- Late-1970s/early 1980s logo
- Parent company: Warner Music Group
- Founded: 1968
- Defunct: 1985
- Status: Defunct
- Distributor: Atlantic Records
- Genre: Various
- Country of origin: U.S.
- Location: New York City

= Cotillion Records =

Former American record label

Cotillion Records was a subsidiary of Atlantic Records (from 1971 part of WEA) and was active from 1968 through 1985. The label was formed as an outlet for soul, R&B, funk, pop, and jazz. Its first single, Otis Clay's version of "She's About a Mover", reached the R&B charts. Cotillion's catalog quickly expanded to include progressive rock, folk-rock, gospel, jazz and comedy. In 1976, the label started focusing on disco and R&B. At that point, Cotillion's catalog albums outside those genres were reissued on Atlantic.

Among its acts were the post-Curtis Mayfield Impressions; Slave; Brook Benton; Sister Sledge; Stacy Lattisaw; The Fatback Band; Young-Holt Unlimited; Freddie King; Jean Knight; Mass Production; Garland Green; The Dynamics; The Fabulous Counts; Lou Donaldson; The Velvet Underground; Danny O'Keefe; Mylon LeFevre; Stevie Woods; Johnny Gill; Emerson, Lake & Palmer; Slade; and Screaming Lord Sutch Herbie Mann recorded for them, and had his own record label subsidiary there, Embryo Records, in the 1970s.

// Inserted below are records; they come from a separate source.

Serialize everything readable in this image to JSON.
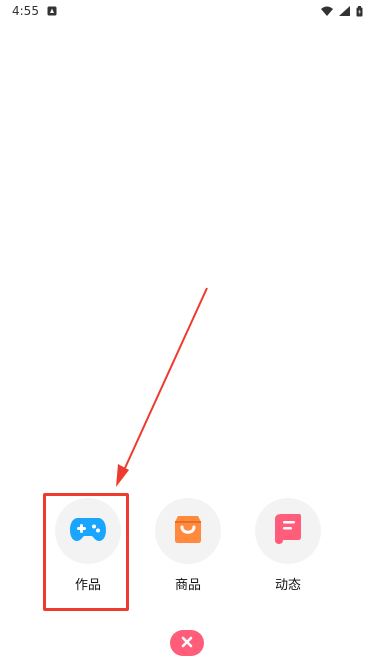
{
  "status_bar": {
    "time": "4:55",
    "icons": [
      "notification-icon",
      "wifi-icon",
      "signal-icon",
      "battery-icon"
    ]
  },
  "publish_menu": {
    "items": [
      {
        "label": "作品",
        "icon": "gamepad-icon",
        "color": "#1aa6ff"
      },
      {
        "label": "商品",
        "icon": "shopping-bag-icon",
        "color": "#ff8a3d"
      },
      {
        "label": "动态",
        "icon": "scroll-icon",
        "color": "#ff5d79"
      }
    ],
    "close_icon": "close-icon",
    "close_color": "#ff5d79"
  },
  "annotation": {
    "highlight_color": "#ef3a2e",
    "arrow_color": "#ef3a2e"
  }
}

Cotillion is also responsible for launching the career of Luther Vandross, who was in a three-member group called Luther (the rights now lay with his estate as he had bought them back when he was alive preventing reissues until 2024). The label also released music from the Woodstock festival in 1970.

Cotillion was closed down in 1986 and Stacy Lattisaw, Slave, and Sister Sledge were moved to its parent label Atlantic Records.

For Record Store Day 2013, Rhino Records released the 7-inch boxset Cotillion Records: Soul 45s (1968–1970), with ten 45 rpm singles from Darrell Banks, Otis Clay, Moses Smith, and Baby Washington. The release was a limited edition of 2500 copies worldwide.